# Categorical variable as explanatory variable (right hand side)

Economics Asked by Marcel Campion on December 29, 2020

In a linear probability model, or any sort of regression, one can use fixed effect estimation by simply adding in a STATA code i.something. This “something” can be either a village, a county or a country. When doing so one look at variation within this geographical unit, as follow:

$Y_{ivt} = B_0 + B_1X_{it} + B_2X_{vt} + alpha_v + epsilon_{vit}$

Where indexes $_i$, $_v$ and $_t$ represent respectively individual, village and time dimensions. The term $a_v$ stands for village fixed effect thus any regression will look at within village variation.

STATA code (1) : reg Y Var1 Var2 i.village, vce(cluster village)

Here I come to the point.
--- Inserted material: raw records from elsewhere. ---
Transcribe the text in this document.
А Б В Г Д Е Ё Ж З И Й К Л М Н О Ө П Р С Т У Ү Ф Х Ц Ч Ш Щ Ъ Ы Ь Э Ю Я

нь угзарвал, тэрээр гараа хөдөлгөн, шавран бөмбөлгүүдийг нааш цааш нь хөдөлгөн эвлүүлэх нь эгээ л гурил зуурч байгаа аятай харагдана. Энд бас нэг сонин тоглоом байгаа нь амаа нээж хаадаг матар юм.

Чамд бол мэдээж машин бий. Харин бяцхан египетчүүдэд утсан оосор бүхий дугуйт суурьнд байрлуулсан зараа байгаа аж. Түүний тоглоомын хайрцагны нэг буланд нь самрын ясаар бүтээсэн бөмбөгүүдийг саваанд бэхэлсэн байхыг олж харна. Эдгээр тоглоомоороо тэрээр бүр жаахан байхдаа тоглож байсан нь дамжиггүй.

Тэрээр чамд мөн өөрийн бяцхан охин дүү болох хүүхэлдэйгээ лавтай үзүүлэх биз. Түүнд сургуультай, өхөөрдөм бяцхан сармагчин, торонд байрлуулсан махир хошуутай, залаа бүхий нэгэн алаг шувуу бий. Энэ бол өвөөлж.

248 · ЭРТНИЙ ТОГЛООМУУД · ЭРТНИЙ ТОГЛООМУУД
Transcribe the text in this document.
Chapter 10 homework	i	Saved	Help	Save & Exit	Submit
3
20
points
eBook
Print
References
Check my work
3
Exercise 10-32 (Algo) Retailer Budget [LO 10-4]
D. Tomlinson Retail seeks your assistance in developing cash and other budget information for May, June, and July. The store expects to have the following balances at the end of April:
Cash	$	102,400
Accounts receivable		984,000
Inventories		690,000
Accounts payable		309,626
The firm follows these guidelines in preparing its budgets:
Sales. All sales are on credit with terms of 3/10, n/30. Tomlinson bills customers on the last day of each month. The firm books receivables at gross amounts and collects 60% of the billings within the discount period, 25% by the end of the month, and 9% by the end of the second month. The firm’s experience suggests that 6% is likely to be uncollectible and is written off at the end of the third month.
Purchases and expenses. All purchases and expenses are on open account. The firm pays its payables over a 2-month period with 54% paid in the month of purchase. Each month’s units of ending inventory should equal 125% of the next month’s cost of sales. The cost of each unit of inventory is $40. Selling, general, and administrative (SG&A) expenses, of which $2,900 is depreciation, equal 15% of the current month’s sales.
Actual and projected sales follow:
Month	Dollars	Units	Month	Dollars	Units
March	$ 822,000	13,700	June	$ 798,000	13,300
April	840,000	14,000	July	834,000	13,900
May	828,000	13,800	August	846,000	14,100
In the set of covariates that I am using there is one categorical variable taking several different values. This categorical variable can represent colors, insurance company or ethnicity etc. In STATA I introduce this variable as i.categorical. Thus the STATA code becomes:

STATA code (2) : reg Y Var1 Var2 i.categorical i.village, vce(cluster village)

I have a hard time interpreting the implication of this regression. When running such regression, am I looking at variation within categories within village? That is looking at variation in Y for individuals belonging to the same category within a same village.

Thank you!

Your interpretation of the coefficient on Var1 or Var2 is the effect that variable has on Y if the person is in the base category. I.e., if all the categorical variable dummies were 0.

You are not looking at variation within each category. You are assuming that two observations within the same category but different villages are independent, unlike what you assume for two observations within the same village.

The categorical dummies are there to hold them constant as you look at the other variables.

Answered by ahorn on December 29, 2020